Mircea looks glum. "I did get a copy of the contract," he says.
"Excellent. What's it say?"
"It was recognised early on that some research could be done on him. His contract forfeits his right to revoke access to his own biological specimen - did he even read this bullshit, I don't know, but he's initialed in all the right places. That's where the grey area lies. One, the contract is to be renewed every so often but it runs nominally 'until his death', and two, anything that's filed under human rights is subject to scrutiny. Because he's reanimated un-dead. I wouldn't call him biologically a member of the human race anymore."

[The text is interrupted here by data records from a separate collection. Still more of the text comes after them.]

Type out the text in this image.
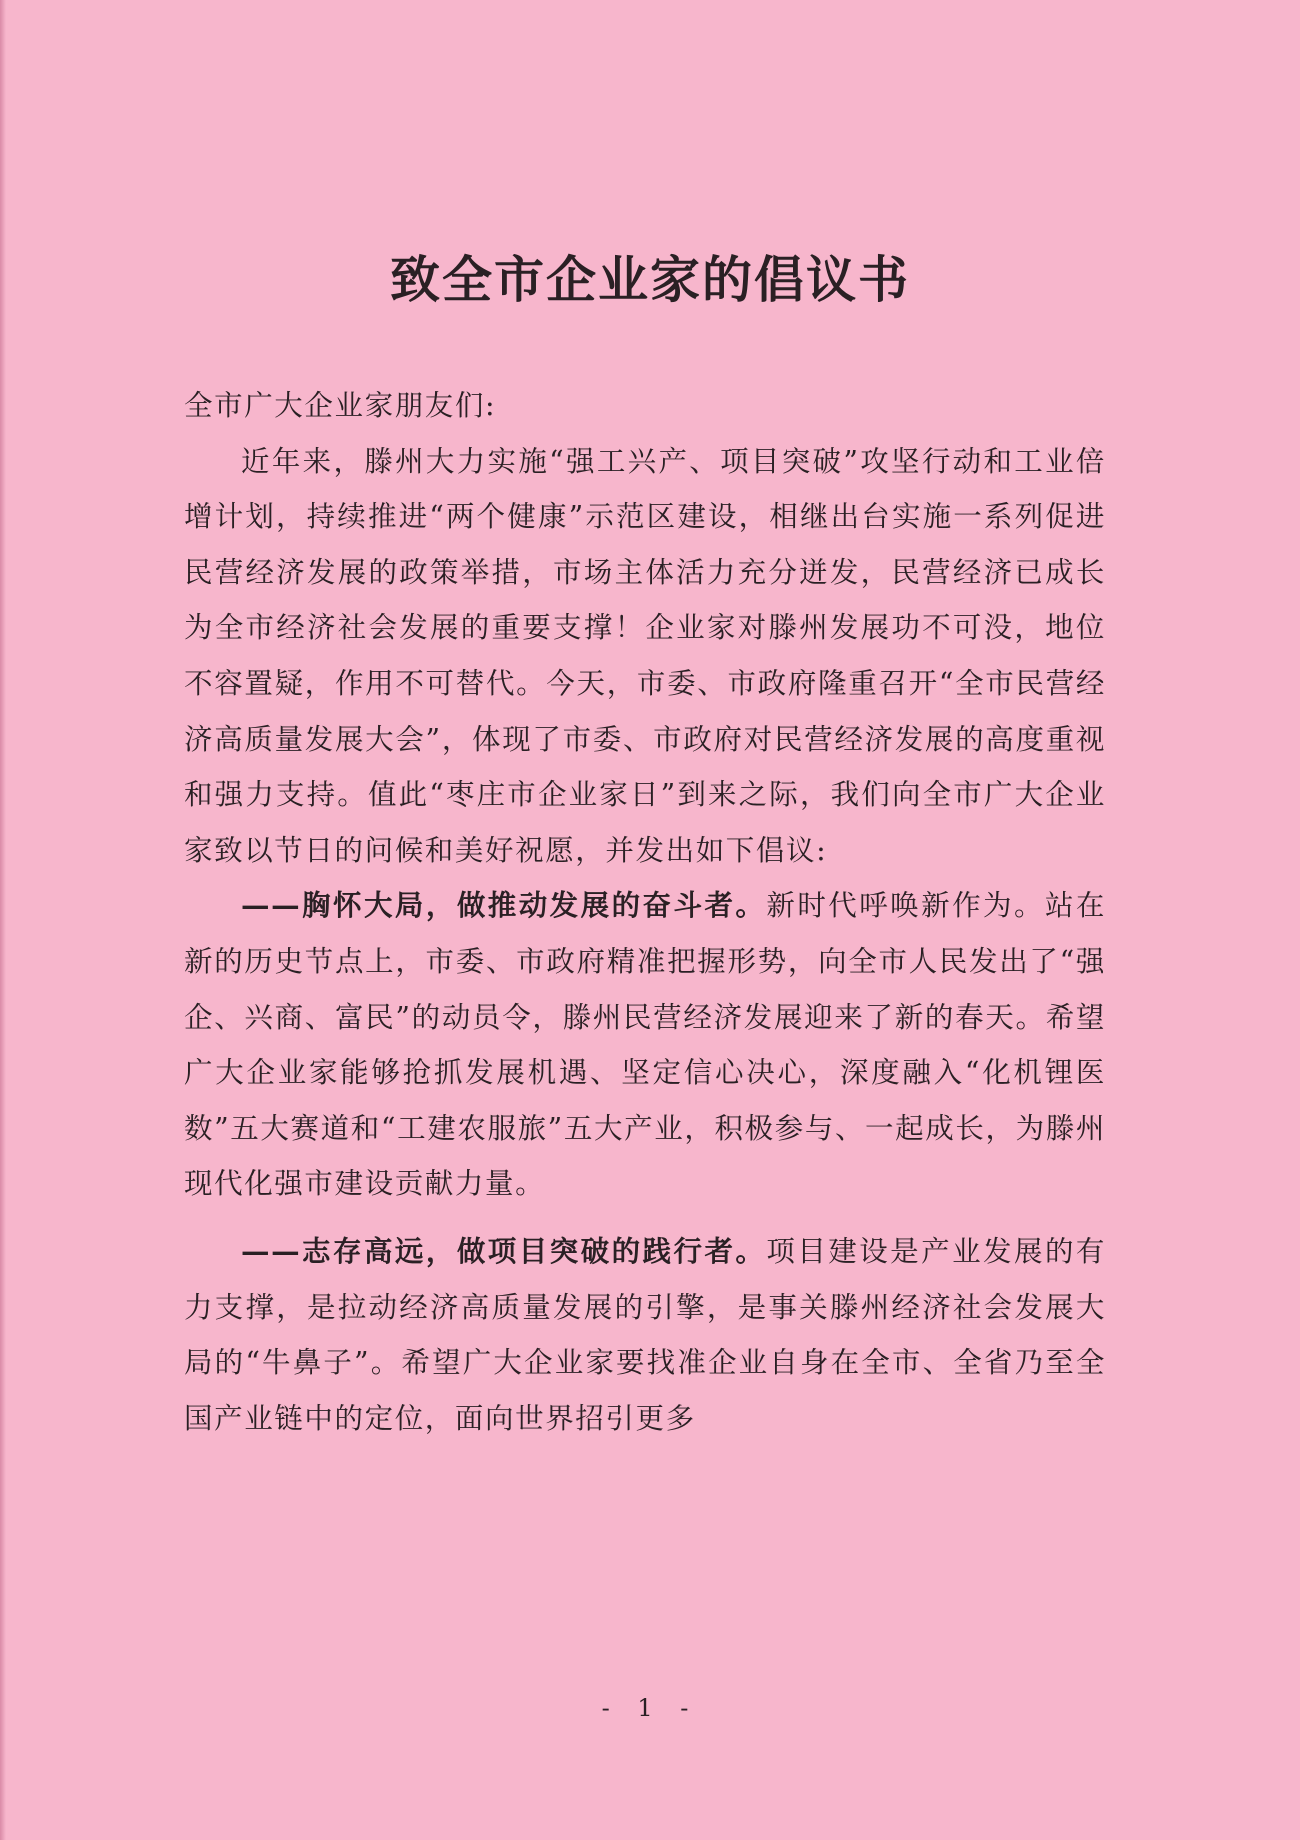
致全市企业家的倡议书

全市广大企业家朋友们:

近年来，滕州大力实施“强工兴产、项目突破”攻坚行动和工业倍增计划，持续推进“两个健康”示范区建设，相继出台实施一系列促进民营经济发展的政策举措，市场主体活力充分迸发，民营经济已成长为全市经济社会发展的重要支撑！企业家对滕州发展功不可没，地位不容置疑，作用不可替代。今天，市委、市政府隆重召开“全市民营经济高质量发展大会”，体现了市委、市政府对民营经济发展的高度重视和强力支持。值此“枣庄市企业家日”到来之际，我们向全市广大企业家致以节日的问候和美好祝愿，并发出如下倡议:

——胸怀大局，做推动发展的奋斗者。新时代呼唤新作为。站在新的历史节点上，市委、市政府精准把握形势，向全市人民发出了“强企、兴商、富民”的动员令，滕州民营经济发展迎来了新的春天。希望广大企业家能够抢抓发展机遇、坚定信心决心，深度融入“化机锂医数”五大赛道和“工建农服旅”五大产业，积极参与、一起成长，为滕州现代化强市建设贡献力量。

——志存高远，做项目突破的践行者。项目建设是产业发展的有力支撑，是拉动经济高质量发展的引擎，是事关滕州经济社会发展大局的“牛鼻子”。希望广大企业家要找准企业自身在全市、全省乃至全国产业链中的定位，面向世界招引更多

- 1 -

"We'll want a third party medical opinion on that," says Arthur, even though he knows it's true, because he's seen the scans and he's seen everything and Gilbert looks human on the outside, sweet and simple, but his body just doesn't work like theirs do.
"We'll get one. I'll submit the request. But my point is this. Though he forfeited the right to withdraw access to his biological specimen until death, the research that could be done in that regard, pre-reanimation, wrapped up four years ago. Laurinitis has been working on other stuff ever since, and the papers that could be published, were. Since the contract gives him free access to information regarding the research - including all internal papers and logs - and in those documents it references his death as being only the permanent kind, that is, post-reanimation, such that the death that turned him doesn't qualify as true death, then he had ample forewarning about such a definition. This point is made objectively clear in these documents, even to a layman. And according to the logs he requested access to read them and was duly granted. He reads a lot, he's read everything they've published about him! And in his contract, clause 23 subsection 3 clearly states that if there is any ambiguity therewithin the onus is on him to correct and or clarify - which he initialed next to! He never corrected anything, so that's tacit assent that this is unambiguous."
Arthur frowns. "That can't possibly hold up in court."
"That's what Łukasiewicz's case will comprise of, should we take him to court. And he could win on that, because there's legal precedent."
"How?" asks Arthur, incredulous.
"There was a case in Belgium late last year involving a barende vrouw, it's a kind of wit-wife, and after she passed, she was denied permission to abandon her employ at the town hall. She gets pissed, makes a few whirlwinds, almost a tornado, and the town gets the bright idea to erect a windmill. So now Ghent is one of the greener cities in Flanders and she can't leave for fifty years - or until Ghent finds a solution that is as good as the status quo, whichever comes first. No, if the department wants him, they won't support taking them to court, because they know they'd lose."
They won't find anything as good as the status quo here. They're never going to find another vampire for Laurinitis to examine. They were lucky on the one.
"Do you think he could take fifty years in there?" asks Mircea.
"Is it really up to us to decide?" says Arthur.
"I'm not deciding for him! I'm deciding for me, because he's me after I'm gone! I have to set my own legal precedent! Suppose the department does to me what they're doing to him?"
"Right," says Arthur. "Sorry. I nearly forgot."
"Yeah, I haven't that luxury," snaps Mircea.
There's a beat of awkward silence.
Mircea sighs. "You were right to get me on the case. That's the part that makes me maddest."
"Thank you for taking it," says Arthur.
He wonders if Mircea would have if he knew what Łukasiewicz had said about Gilbert's past.
He wonders if he himself would have taken this case any forward if he knew about Gilbert's past.
"Well, if he's so important to you then you should really put up or shut up where your veins are concerned. Bags of blood, that's fucking gross! That alone is beneath a person's dignity, forget the fishbowl. Wouldn't kill you to offer him a splash now and then."
Arthur shifts in his seat, squirming with discomfort at the thought. "Suppose it ... develops into something more codependent?"
"Would you really mind if it did?" says Mircea coolly.
That shuts Arthur up.
Because Gilbert's potentially objectionable past aside, he wouldn't mind. He knows he wouldn't mind. And what does that say about Arthur?